Imagine the following:

  1. You have a XML or HTML document from a version control system. (SVN, Hg, git, etc.)
  2. You have an editor which parses that into a DOM document.
  3. You edit the document using a GUI, not looking at the source code – just adding in paragraphs, new widgets, math formulae, vector graphics, etc. with a visual editor of some kind.
  4. You finish your changes and save the document.
  5. You get ready to commit your altered document back to the source code repository, looking over the change set, and wonder what your editor did to your document:  it only looks vaguely like what you started with.

This is a hard problem, I think, and for the most part it comes down to handling white space inside a XML tag of some kind.  For instance, attributes may appear all on the same line as the element they belong to, or on new lines by themselves, with different indentations.

On the one hand, a visual editor like this isn’t required to preserve source code formatting.  As long as two different formats of the same XML document’s white space parse to equal DOM nodes, the editor normally does not care.  On the other hand, version control systems don’t often deal with DOM nodes – only with the source markup that an editor generates.

In trying to build a better XML editor (Verbosio) which supports editing in visual modes, I feel I have to respect both visual editing and existing source formatting.  Now, there may be a solution out there – a set of algorithms and a specification – but I have certainly not heard of it.  On the other hand, many source-controlled versions of XML documents have certain patterns enforced from coding patterns their authors require.  I am much less concerned with formatting a document the way I think it should be than with honoring existing patterns of source formatting.
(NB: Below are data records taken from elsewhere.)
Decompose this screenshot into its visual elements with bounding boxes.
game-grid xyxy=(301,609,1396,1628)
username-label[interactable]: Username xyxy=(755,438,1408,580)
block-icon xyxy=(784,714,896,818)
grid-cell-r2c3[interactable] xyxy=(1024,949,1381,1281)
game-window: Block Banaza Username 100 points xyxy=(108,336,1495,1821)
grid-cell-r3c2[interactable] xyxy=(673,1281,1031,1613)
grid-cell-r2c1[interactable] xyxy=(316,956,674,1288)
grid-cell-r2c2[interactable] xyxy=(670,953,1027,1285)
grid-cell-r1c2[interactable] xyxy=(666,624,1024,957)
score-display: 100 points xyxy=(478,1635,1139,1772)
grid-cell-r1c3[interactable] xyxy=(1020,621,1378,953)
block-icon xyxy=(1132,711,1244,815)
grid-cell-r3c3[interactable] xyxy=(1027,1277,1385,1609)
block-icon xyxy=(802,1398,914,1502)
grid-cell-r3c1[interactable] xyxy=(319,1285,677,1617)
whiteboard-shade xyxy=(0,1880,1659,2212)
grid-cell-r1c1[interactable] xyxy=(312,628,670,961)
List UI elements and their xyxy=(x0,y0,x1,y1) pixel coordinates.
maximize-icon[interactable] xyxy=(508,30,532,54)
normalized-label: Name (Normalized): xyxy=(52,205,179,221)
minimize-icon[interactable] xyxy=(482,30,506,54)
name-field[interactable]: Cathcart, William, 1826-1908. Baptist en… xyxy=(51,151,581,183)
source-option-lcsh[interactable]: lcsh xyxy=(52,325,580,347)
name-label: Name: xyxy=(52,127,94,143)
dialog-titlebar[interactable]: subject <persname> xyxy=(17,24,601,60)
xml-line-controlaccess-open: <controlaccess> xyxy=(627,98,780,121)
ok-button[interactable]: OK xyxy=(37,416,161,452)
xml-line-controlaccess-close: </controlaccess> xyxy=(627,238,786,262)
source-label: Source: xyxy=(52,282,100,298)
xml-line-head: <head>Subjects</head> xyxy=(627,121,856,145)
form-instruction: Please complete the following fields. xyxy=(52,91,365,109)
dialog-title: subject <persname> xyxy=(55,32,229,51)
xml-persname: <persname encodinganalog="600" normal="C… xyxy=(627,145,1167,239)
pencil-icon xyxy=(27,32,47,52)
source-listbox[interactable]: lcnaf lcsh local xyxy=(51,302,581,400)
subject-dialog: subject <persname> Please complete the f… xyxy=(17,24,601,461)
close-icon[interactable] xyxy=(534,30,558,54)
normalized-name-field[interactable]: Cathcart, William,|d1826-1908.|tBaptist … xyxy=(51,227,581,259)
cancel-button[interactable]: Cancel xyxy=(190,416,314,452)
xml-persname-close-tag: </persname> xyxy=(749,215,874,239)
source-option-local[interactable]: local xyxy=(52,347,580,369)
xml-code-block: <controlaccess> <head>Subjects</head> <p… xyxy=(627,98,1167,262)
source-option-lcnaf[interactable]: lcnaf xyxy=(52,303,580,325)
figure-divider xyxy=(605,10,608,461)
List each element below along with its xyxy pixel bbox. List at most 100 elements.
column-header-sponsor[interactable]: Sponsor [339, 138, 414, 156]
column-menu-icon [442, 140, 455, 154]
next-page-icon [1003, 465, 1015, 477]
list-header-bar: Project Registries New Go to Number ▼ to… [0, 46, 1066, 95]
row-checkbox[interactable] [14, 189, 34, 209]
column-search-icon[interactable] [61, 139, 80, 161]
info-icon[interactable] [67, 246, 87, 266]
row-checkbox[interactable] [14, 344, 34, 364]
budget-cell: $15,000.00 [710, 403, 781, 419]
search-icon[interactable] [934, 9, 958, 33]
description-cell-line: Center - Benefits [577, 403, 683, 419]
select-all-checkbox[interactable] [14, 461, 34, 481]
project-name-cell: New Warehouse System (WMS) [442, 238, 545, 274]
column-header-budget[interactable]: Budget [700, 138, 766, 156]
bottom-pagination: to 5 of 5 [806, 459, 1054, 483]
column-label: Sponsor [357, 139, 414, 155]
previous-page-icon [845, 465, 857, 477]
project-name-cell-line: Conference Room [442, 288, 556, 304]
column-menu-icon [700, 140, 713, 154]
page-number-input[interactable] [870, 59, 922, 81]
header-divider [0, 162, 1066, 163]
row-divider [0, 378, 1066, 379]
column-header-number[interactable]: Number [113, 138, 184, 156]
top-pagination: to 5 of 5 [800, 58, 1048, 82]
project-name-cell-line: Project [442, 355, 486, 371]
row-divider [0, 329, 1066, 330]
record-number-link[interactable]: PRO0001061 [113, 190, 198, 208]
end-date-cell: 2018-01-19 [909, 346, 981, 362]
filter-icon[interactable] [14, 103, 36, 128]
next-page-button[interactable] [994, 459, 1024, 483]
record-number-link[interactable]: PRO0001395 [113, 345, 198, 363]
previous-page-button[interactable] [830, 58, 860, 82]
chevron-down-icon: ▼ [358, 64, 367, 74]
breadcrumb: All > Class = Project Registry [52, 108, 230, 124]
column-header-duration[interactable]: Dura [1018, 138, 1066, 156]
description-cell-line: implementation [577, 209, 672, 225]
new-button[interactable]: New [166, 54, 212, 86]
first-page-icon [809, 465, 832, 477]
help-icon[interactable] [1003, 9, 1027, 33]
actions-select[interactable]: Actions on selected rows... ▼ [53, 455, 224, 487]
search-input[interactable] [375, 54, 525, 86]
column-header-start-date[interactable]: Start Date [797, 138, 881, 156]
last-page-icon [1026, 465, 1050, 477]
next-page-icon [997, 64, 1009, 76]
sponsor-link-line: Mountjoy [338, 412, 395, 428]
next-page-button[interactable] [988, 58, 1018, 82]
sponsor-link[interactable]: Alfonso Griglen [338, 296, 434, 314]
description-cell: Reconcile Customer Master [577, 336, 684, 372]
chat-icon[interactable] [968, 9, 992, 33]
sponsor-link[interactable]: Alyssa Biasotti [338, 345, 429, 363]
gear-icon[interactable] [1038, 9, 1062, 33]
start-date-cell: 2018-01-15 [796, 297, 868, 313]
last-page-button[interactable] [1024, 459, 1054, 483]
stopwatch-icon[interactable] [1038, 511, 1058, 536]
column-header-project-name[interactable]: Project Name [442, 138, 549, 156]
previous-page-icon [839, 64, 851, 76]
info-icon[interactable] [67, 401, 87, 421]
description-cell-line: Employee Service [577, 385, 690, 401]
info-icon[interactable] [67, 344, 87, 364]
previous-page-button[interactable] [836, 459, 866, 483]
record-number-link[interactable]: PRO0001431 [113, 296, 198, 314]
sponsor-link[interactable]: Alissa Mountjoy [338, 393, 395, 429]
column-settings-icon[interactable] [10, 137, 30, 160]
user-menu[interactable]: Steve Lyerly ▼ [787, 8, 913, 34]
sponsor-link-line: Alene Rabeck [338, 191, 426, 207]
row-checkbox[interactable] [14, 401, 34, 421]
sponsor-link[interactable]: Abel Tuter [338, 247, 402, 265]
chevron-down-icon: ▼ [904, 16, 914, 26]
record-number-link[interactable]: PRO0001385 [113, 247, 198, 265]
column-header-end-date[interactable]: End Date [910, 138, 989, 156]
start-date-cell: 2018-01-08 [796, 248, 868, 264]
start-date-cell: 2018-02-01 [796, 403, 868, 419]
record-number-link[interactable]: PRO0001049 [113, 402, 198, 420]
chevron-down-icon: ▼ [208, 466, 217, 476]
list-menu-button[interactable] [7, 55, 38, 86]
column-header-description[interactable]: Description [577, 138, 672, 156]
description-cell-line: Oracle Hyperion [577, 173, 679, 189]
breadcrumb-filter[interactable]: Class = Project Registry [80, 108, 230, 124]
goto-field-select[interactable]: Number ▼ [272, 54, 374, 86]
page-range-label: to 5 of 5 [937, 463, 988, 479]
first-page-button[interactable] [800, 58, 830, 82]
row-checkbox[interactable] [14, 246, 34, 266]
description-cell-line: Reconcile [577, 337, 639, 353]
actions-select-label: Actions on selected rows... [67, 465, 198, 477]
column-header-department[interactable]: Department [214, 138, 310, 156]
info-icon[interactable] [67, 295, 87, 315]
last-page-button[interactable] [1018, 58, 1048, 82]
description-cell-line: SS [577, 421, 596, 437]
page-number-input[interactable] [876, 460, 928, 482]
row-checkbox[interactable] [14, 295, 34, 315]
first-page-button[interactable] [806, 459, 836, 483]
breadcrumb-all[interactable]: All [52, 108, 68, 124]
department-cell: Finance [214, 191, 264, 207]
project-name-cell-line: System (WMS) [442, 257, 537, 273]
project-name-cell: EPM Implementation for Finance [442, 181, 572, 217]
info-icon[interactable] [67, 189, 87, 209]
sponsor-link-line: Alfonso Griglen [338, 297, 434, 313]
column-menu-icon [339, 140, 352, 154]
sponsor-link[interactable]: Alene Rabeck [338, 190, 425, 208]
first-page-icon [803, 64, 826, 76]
Given a few samples of real-world markup, I can make some educated guesses – write a few JavaScript objects into a model which tries to respect the original source.  What I’m asking is for diverse samples of human-generated and human-edited markup – not computer-generated 1MB+ size files, but something more reasonable for people to work with.  It’s especially significant if these samples live in (or are derived from) version control repositories.

So, would you please post relevant links as comments to this blog entry?  Either an existing specification for this sort of problem, or diverse XML samples where people have their hands on the code regularly.